Roger Stone on Friday appears to have asked again for a new trial, according to his court case’s docket and an update from the judge.
Federal Judge Amy Berman Jackson acknowledged that the former adviser to President Donald Trump has asked again for a new trial, and the Justice Department has yet to respond to the request. More details about his request aren’t yet available and related court filings are still under seal.
Previously, Jackson refused to grant Stone a new trial following his assertion that an IRS lawyer who read about his case couldn’t be an unbiased juror.
Since then, Stone’s team has taken issue with his jury’s foreperson stating publicly she supported the four prosecutors who recommended a seven to nine year sentence for him, and then quit the case when the Justice Department downgraded that ask.

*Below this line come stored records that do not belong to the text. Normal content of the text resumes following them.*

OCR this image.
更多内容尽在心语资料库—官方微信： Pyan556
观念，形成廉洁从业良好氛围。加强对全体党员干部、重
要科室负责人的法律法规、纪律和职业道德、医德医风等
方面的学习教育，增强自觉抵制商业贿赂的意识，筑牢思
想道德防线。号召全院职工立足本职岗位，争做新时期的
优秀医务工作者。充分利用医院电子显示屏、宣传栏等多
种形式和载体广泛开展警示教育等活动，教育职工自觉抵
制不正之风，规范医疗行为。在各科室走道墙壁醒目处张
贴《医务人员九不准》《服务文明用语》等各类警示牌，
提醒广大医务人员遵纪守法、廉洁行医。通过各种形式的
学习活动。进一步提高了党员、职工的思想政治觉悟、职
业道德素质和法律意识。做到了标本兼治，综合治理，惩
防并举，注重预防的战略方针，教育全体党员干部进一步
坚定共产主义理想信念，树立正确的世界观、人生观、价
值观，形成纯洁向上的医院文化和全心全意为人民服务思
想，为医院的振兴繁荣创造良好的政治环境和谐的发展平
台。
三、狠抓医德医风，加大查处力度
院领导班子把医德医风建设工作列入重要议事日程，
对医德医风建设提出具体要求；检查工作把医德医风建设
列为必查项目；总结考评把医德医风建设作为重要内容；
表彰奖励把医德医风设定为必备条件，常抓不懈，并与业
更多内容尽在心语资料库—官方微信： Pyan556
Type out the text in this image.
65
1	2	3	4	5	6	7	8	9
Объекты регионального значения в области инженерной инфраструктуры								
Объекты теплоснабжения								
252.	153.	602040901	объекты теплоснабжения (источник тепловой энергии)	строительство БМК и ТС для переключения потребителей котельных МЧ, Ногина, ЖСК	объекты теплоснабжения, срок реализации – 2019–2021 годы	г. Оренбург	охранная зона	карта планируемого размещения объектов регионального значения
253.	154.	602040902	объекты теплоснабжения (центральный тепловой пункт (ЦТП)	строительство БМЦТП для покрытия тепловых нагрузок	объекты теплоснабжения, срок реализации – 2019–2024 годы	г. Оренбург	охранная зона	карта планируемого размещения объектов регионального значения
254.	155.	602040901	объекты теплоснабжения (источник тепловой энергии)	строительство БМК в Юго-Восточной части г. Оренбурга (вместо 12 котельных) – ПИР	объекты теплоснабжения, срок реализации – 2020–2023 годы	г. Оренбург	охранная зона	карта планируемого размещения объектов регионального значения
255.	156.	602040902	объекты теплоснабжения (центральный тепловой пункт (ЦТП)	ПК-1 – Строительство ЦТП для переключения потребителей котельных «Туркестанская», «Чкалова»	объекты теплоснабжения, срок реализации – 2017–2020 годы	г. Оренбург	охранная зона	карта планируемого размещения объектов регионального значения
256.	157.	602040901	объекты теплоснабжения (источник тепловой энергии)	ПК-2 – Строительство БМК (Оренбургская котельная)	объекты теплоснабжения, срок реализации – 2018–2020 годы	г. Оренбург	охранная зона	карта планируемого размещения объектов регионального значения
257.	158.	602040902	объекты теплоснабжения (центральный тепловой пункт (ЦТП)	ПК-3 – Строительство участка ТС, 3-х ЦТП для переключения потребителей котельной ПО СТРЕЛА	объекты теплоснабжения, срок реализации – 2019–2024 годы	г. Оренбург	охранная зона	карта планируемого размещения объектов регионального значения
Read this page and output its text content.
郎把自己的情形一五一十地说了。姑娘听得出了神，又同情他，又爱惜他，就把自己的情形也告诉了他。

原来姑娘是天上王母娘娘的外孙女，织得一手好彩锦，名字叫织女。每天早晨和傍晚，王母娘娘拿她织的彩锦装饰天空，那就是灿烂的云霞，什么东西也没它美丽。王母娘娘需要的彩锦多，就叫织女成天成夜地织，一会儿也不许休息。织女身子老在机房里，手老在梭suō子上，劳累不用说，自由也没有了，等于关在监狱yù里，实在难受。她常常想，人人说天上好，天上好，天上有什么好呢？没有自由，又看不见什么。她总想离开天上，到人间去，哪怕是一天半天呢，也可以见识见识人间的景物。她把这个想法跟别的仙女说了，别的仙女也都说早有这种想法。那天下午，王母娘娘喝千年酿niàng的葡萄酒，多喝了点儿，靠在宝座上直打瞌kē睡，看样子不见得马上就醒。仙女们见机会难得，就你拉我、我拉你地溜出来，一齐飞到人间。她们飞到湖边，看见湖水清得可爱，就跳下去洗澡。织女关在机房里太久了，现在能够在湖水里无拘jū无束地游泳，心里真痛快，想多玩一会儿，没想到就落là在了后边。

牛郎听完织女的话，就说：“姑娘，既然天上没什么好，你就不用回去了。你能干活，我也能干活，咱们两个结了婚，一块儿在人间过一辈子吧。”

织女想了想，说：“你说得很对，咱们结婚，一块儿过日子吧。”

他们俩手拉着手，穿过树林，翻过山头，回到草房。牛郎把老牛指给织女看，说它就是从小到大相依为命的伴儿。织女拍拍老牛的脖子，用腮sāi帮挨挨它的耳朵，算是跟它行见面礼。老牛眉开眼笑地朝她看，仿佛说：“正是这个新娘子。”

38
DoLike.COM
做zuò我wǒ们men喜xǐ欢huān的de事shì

All jurors in the Stone case were vetted for potential bias by the judge, Stone’s defense team and prosecutors before the trial began.
Jackson is set to sentence Stone next Thursday and will ultimately have the final say on Stone’s sentence.
Stone previously claimed that he deserved a new trial “because the Court failed” to strike a juror from the jury pool “for bias because (the person) is employed in a division of the Internal Revenue Service” that worked with the Justice Department on criminal tax cases, and because the juror said he or she had read the news about Stone’s arrest and about the case.
The judge had asked if that had given the juror any opinions about the case, and the juror responded, “No.” The juror’s name was not disclosed.
Jackson made her initial ruling not to grant Stone a new trial on Wednesday — her first public response following the withdrawals of all the prosecutors on the case the day before, which she has not yet acknowledged. The denial was decided last week, before the eruption over the Justice Department’s revised sentencing recommendation in the last few days.
The exodus of all four career prosecutors on the case was a stunning response to the controversial and politically charged decision by Attorney General William Barr and other top Justice Department officials to reduce prosecutors’ recommended sentence of up to nine years for Stone, which came just hours after Trump publicly criticized it on Twitter.
In a filing Tuesday, the US Attorney’s Office in Washington revised the sentencing recommendation to be “far less” than the seven to nine years recommended on Monday. It was not signed by any of the prosecutors who worked the case.
This story has been updated with additional background information on the case.